Have you been fasting? Because even then the spike shouldn't be too large if you're not diabetic. True about the adenosine receptors, tho'.
  • 45 minutes: Your body ups your dopamine production stimulating the pleasure centers of your brain. This is physically the same way heroin works, by the way.
Not quite. Heroin inhibits dopamine uptake while caffeine stimulates dopamine production. N.B. that the amount of caffeine in a 12 oz soda is anywhere from 1/2 to 1/4 the amount of caffeine in a cup of coffee, depending both on the kind of soda and kind of coffee.
  • >60 minutes: The phosphoric acid binds calcium, magnesium and zinc in your lower intestine, providing a further boost in metabolism. This is compounded by high doses of sugar and artificial sweeteners also increasing the urinary excretion of calcium.
I thought we'd already suffered sugar shock. This is a diet drink now?
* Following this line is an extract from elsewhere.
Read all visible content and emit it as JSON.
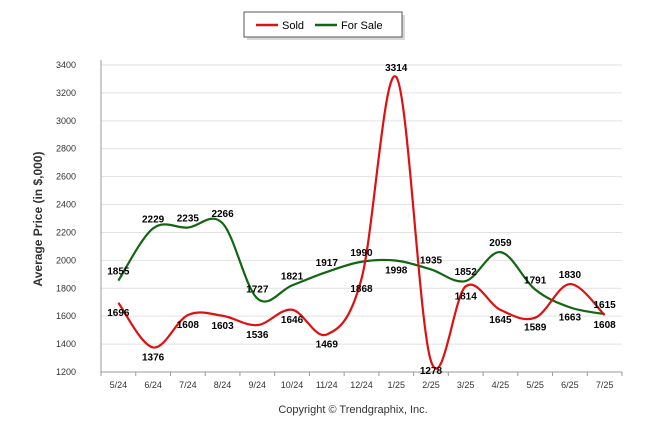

Also, apparently, caffeine doesn't increase the urinary excretion of calcium much at all. (New York Times)
  • >60 Minutes: The caffeine’s diuretic properties come into play. (It makes you have to pee.) It is now assured that you’ll evacuate the bonded calcium, magnesium and zinc that was headed to your bones as well as sodium, electrolyte and water.
As it turns out, caffeine isn't a diuretic! (New York Times, same article.)
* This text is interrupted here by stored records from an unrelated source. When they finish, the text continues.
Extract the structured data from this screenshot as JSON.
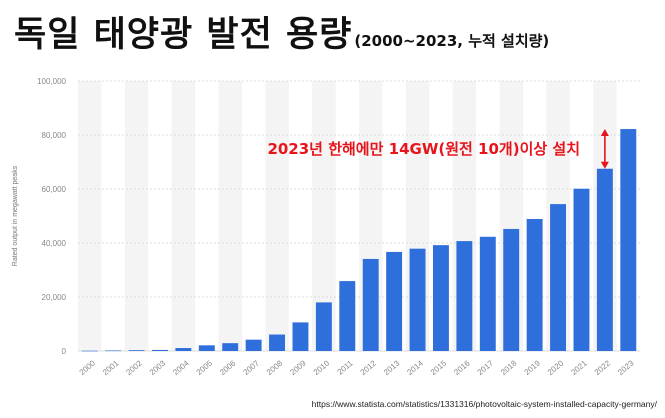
{
  "header": {
    "title": "독일 태양광 발전 용량",
    "subtitle": "(2000~2023, 누적 설치량)"
  },
  "source": "https://www.statista.com/statistics/1331316/photovoltaic-system-installed-capacity-germany/",
  "colors": {
    "bar": "#2f6fdc",
    "grid": "#dcdcdc",
    "band": "#f4f4f4",
    "accent": "#e8141c"
  },
  "chart_data": {
    "type": "bar",
    "title": "",
    "xlabel": "",
    "ylabel": "Rated output in megawatt peaks",
    "ylim": [
      0,
      100000
    ],
    "yticks": [
      0,
      20000,
      40000,
      60000,
      80000,
      100000
    ],
    "ytick_labels": [
      "0",
      "20,000",
      "40,000",
      "60,000",
      "80,000",
      "100,000"
    ],
    "grid": true,
    "categories": [
      "2000",
      "2001",
      "2002",
      "2003",
      "2004",
      "2005",
      "2006",
      "2007",
      "2008",
      "2009",
      "2010",
      "2011",
      "2012",
      "2013",
      "2014",
      "2015",
      "2016",
      "2017",
      "2018",
      "2019",
      "2020",
      "2021",
      "2022",
      "2023"
    ],
    "values": [
      100,
      200,
      300,
      400,
      1100,
      2100,
      2900,
      4200,
      6100,
      10600,
      18000,
      25900,
      34100,
      36700,
      37900,
      39200,
      40700,
      42300,
      45200,
      48900,
      54400,
      60100,
      67500,
      82200
    ],
    "annotation": {
      "text": "2023년 한해에만 14GW(원전 10개)이상 설치",
      "arrow": "2022-2023"
    }
  }
}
But thanks for making soda sound like an exciting psychotropic experience!


I wanted to re-emphasize this point where the scold switches from "sugar" to "sugar and artificial sweeteners". This is a common sleight-of-hand: The scold doesn't want you to do something (or wants you to do something) and they just slip in an element that is similar (soda is soda, right? diet or otherwise?) but which, when you think about it, is dramatically different.

Artificial sweeteners may be bad for you (some people are most certainly affected negatively), but it's, I think, chemically impossible for them to act the same way on your body sugar does. (Indeed, that's the whole point.)
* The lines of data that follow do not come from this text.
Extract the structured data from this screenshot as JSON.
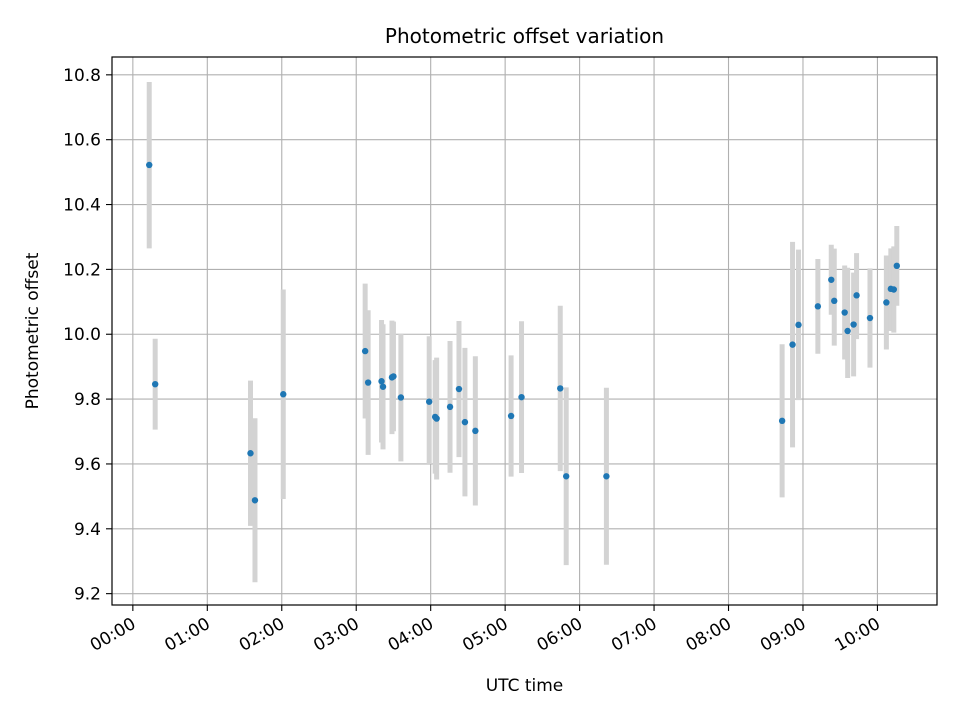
{
  "chart_data": {
    "type": "scatter",
    "title": "Photometric offset variation",
    "xlabel": "UTC time",
    "ylabel": "Photometric offset",
    "xlim_hours": [
      -0.28,
      10.8
    ],
    "ylim": [
      9.165,
      10.855
    ],
    "grid": true,
    "legend": "none",
    "x_ticks": [
      {
        "h": 0,
        "label": "00:00"
      },
      {
        "h": 1,
        "label": "01:00"
      },
      {
        "h": 2,
        "label": "02:00"
      },
      {
        "h": 3,
        "label": "03:00"
      },
      {
        "h": 4,
        "label": "04:00"
      },
      {
        "h": 5,
        "label": "05:00"
      },
      {
        "h": 6,
        "label": "06:00"
      },
      {
        "h": 7,
        "label": "07:00"
      },
      {
        "h": 8,
        "label": "08:00"
      },
      {
        "h": 9,
        "label": "09:00"
      },
      {
        "h": 10,
        "label": "10:00"
      }
    ],
    "y_ticks": [
      {
        "v": 9.2,
        "label": "9.2"
      },
      {
        "v": 9.4,
        "label": "9.4"
      },
      {
        "v": 9.6,
        "label": "9.6"
      },
      {
        "v": 9.8,
        "label": "9.8"
      },
      {
        "v": 10.0,
        "label": "10.0"
      },
      {
        "v": 10.2,
        "label": "10.2"
      },
      {
        "v": 10.4,
        "label": "10.4"
      },
      {
        "v": 10.6,
        "label": "10.6"
      },
      {
        "v": 10.8,
        "label": "10.8"
      }
    ],
    "colors": {
      "point": "#1f77b4",
      "errorbar": "#d3d3d3",
      "grid": "#b0b0b0"
    },
    "points": [
      {
        "t": 0.22,
        "y": 10.522,
        "lo": 10.265,
        "hi": 10.778
      },
      {
        "t": 0.3,
        "y": 9.846,
        "lo": 9.706,
        "hi": 9.986
      },
      {
        "t": 1.58,
        "y": 9.633,
        "lo": 9.409,
        "hi": 9.857
      },
      {
        "t": 1.64,
        "y": 9.488,
        "lo": 9.235,
        "hi": 9.741
      },
      {
        "t": 2.02,
        "y": 9.815,
        "lo": 9.492,
        "hi": 10.138
      },
      {
        "t": 3.12,
        "y": 9.948,
        "lo": 9.74,
        "hi": 10.156
      },
      {
        "t": 3.16,
        "y": 9.851,
        "lo": 9.628,
        "hi": 10.074
      },
      {
        "t": 3.34,
        "y": 9.855,
        "lo": 9.666,
        "hi": 10.044
      },
      {
        "t": 3.36,
        "y": 9.838,
        "lo": 9.645,
        "hi": 10.031
      },
      {
        "t": 3.48,
        "y": 9.867,
        "lo": 9.692,
        "hi": 10.042
      },
      {
        "t": 3.5,
        "y": 9.87,
        "lo": 9.701,
        "hi": 10.039
      },
      {
        "t": 3.6,
        "y": 9.805,
        "lo": 9.608,
        "hi": 10.002
      },
      {
        "t": 3.98,
        "y": 9.792,
        "lo": 9.6,
        "hi": 9.994
      },
      {
        "t": 4.06,
        "y": 9.745,
        "lo": 9.57,
        "hi": 9.92
      },
      {
        "t": 4.08,
        "y": 9.74,
        "lo": 9.552,
        "hi": 9.928
      },
      {
        "t": 4.26,
        "y": 9.776,
        "lo": 9.573,
        "hi": 9.979
      },
      {
        "t": 4.38,
        "y": 9.831,
        "lo": 9.621,
        "hi": 10.041
      },
      {
        "t": 4.46,
        "y": 9.729,
        "lo": 9.5,
        "hi": 9.958
      },
      {
        "t": 4.6,
        "y": 9.702,
        "lo": 9.472,
        "hi": 9.932
      },
      {
        "t": 5.08,
        "y": 9.748,
        "lo": 9.561,
        "hi": 9.935
      },
      {
        "t": 5.22,
        "y": 9.806,
        "lo": 9.572,
        "hi": 10.04
      },
      {
        "t": 5.74,
        "y": 9.833,
        "lo": 9.578,
        "hi": 10.088
      },
      {
        "t": 5.82,
        "y": 9.562,
        "lo": 9.288,
        "hi": 9.836
      },
      {
        "t": 6.36,
        "y": 9.562,
        "lo": 9.289,
        "hi": 9.835
      },
      {
        "t": 8.72,
        "y": 9.733,
        "lo": 9.497,
        "hi": 9.969
      },
      {
        "t": 8.86,
        "y": 9.968,
        "lo": 9.651,
        "hi": 10.285
      },
      {
        "t": 8.94,
        "y": 10.029,
        "lo": 9.797,
        "hi": 10.261
      },
      {
        "t": 9.2,
        "y": 10.086,
        "lo": 9.94,
        "hi": 10.232
      },
      {
        "t": 9.38,
        "y": 10.168,
        "lo": 10.06,
        "hi": 10.276
      },
      {
        "t": 9.42,
        "y": 10.103,
        "lo": 9.965,
        "hi": 10.264
      },
      {
        "t": 9.56,
        "y": 10.067,
        "lo": 9.922,
        "hi": 10.212
      },
      {
        "t": 9.6,
        "y": 10.01,
        "lo": 9.865,
        "hi": 10.205
      },
      {
        "t": 9.68,
        "y": 10.03,
        "lo": 9.87,
        "hi": 10.19
      },
      {
        "t": 9.72,
        "y": 10.12,
        "lo": 9.985,
        "hi": 10.25
      },
      {
        "t": 9.9,
        "y": 10.05,
        "lo": 9.897,
        "hi": 10.203
      },
      {
        "t": 10.12,
        "y": 10.098,
        "lo": 9.953,
        "hi": 10.243
      },
      {
        "t": 10.18,
        "y": 10.14,
        "lo": 10.01,
        "hi": 10.265
      },
      {
        "t": 10.22,
        "y": 10.138,
        "lo": 10.005,
        "hi": 10.271
      },
      {
        "t": 10.26,
        "y": 10.211,
        "lo": 10.088,
        "hi": 10.334
      }
    ]
  }
}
  1. Caffeine isn't a diuretic? I know that anecdotes don't equal data, but just anecdotally, it sure seems like a diuretic to me. Maybe it's something else in the coffee and tea, some other component they have in common. Other than the water content.

  2. Well, they tested with the equivalent caffeine of a 12-pack, so if anything was going to show it, that would.

    At that point, yeah, the water's gonna be the bigger factor.

    I have noticed that a couple of those 44 oz. Big Gulps will necessitate a couple of trips to the bathroom. Heh.

  3. What you have to do is break the insulin resistance to avoid getting full blown diabetes. We have been fighting this struggle for a while and it requires really watching what you eat. The least harmful of the sugar substitutes is Splenda based on our research. But you have no idea how much corn starch and other sugars are put into food into you start reading the labels.

  4. Oh, don't get me wrong. I'm a fairly heavy soda drinker and I think it's waaaay too sweet.

    Worse still is the sweetening of tomato sauces--which already requires a light touch, because of the sugar in the fruit.

    Yeah, all the extra sugar (and salt) is bad. But stuff like this--exaggerations about how drinking a soda will cause your organs to explode--don't help.